One of the greatest advantages of globalization is how easy it has made it for us to understand, appreciate, and connect with different cultures. You can find districts and centers in big cities that are allocated to celebrating other cultures, be it China Town, Korea Town, and so on. One of the best ways you can learn about a culture is to eat their food because the food will always give you the full story.
We are all privileged enough to be able to go out and find any kind of restaurant you need, be it an Indian restaurant, a Malay spot, a Korean BBQ place, etc. A lot of us have been able to try different kinds of cuisines this way, so if you are currently looking for the next new cuisine to try out, then Vietnamese is the way to go.
If you have tried Thai food or happen to like Far East Asian flavors more in general, then the Vietnamese diet might be something for you to appreciate as well. Vietnamese food is a lot like Thai food in the sense that the same ingredients can be found in both cuisines, but the way they are used and taste, in the end, are vastly different.
One of the Mother sauces in Vietnamese food happens to be fish sauce. Now, fish sauce does not sound appealing at first, but we can assure you that you do not get an overwhelming fishy essence that you might be assuming it does. Fish sauce has a delicate, umami flavor profile that can give a very full-bodied feel to otherwise delicate food. Fresh herbs and vegetables like basil, bean sprouts, and chilies, etc. are also used in many Vietnamese dishes.
You will find a bit of French influence when it comes to Vietnamese food, especially if you look into the sandwiches like the Banh Mi, which utilizes a baguette, but at the same time, the pork sandwich also uses a mix of pickled vegetables, making for a delicious treat. One of the greatest things about Vietnamese food is that everything is very well-balanced and healthy. Their food is not overwhelmingly spicy, nor is it heavy. Their diet consists mostly of meat, soups, rice noodles, and other simple meals. This is quite the contrast when you compare their flavors to the kind you would find in Thai food which is a lot more robust, rich, and flavor-forward.

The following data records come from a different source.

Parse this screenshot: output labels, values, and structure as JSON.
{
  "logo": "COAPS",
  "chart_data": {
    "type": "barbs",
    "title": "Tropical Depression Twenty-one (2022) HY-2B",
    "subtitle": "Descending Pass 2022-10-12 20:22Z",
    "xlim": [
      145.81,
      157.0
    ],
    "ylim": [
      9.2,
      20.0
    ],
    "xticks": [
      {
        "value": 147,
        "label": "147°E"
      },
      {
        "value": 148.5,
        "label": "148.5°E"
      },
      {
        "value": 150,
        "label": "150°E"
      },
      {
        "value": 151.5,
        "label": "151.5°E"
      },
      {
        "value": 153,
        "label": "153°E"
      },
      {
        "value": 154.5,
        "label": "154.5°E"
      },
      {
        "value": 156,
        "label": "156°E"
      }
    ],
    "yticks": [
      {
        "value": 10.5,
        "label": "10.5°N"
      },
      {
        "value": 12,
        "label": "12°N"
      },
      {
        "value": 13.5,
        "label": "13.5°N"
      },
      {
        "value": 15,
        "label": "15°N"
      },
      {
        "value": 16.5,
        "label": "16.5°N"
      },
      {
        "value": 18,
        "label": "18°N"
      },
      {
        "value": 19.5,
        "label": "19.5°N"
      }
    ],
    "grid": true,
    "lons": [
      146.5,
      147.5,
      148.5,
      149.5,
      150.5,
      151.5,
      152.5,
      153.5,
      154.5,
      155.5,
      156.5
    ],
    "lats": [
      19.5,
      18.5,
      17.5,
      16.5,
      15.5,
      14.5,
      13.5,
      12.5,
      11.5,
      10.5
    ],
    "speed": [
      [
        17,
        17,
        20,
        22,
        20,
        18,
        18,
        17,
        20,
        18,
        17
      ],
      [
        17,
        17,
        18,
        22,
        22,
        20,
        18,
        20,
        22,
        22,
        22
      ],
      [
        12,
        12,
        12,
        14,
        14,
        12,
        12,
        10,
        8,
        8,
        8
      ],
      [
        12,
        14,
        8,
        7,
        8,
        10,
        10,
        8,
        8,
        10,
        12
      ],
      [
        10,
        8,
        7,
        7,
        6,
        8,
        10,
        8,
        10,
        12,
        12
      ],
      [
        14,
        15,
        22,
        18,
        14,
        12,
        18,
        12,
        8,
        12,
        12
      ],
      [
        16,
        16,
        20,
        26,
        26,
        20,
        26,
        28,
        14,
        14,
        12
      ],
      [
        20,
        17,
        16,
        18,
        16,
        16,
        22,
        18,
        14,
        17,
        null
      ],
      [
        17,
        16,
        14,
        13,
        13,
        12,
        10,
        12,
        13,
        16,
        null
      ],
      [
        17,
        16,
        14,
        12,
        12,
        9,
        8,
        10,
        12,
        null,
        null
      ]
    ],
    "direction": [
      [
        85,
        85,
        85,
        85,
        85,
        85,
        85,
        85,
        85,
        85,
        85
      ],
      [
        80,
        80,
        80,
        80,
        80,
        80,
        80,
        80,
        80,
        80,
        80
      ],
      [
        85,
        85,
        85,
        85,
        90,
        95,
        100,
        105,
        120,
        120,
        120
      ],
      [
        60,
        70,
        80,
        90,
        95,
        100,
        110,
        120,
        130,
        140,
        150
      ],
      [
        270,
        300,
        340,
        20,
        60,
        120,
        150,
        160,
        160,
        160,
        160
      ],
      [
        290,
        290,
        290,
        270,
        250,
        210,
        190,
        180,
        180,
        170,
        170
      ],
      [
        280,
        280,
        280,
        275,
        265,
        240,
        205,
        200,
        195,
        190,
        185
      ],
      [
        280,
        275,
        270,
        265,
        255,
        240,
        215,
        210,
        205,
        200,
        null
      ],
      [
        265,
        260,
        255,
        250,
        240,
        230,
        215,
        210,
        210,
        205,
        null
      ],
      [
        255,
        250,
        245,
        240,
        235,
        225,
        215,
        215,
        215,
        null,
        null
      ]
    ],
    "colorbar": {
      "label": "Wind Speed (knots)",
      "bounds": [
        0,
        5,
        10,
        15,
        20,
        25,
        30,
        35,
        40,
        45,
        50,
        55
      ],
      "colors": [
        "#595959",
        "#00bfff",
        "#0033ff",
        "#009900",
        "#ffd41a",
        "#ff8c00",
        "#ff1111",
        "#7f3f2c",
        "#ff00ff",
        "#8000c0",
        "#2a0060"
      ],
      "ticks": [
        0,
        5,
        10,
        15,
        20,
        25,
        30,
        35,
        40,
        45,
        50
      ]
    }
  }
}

The fact that Vietnamese food is so light is part of the reason why you should give it a shot. Apart from that, another important aspect of Vietnamese food culture is coffee. The Vietnamese are very big on coffee and you will find different variations of coffee being consumed throughout the country, but if you want to keep things simple, you can just try out the plain Vietnamese coffee. This is a concentrated coffee that is sweetened with condensed milk, making for a rich drink that can be consumed both cold and hot depending on your preference.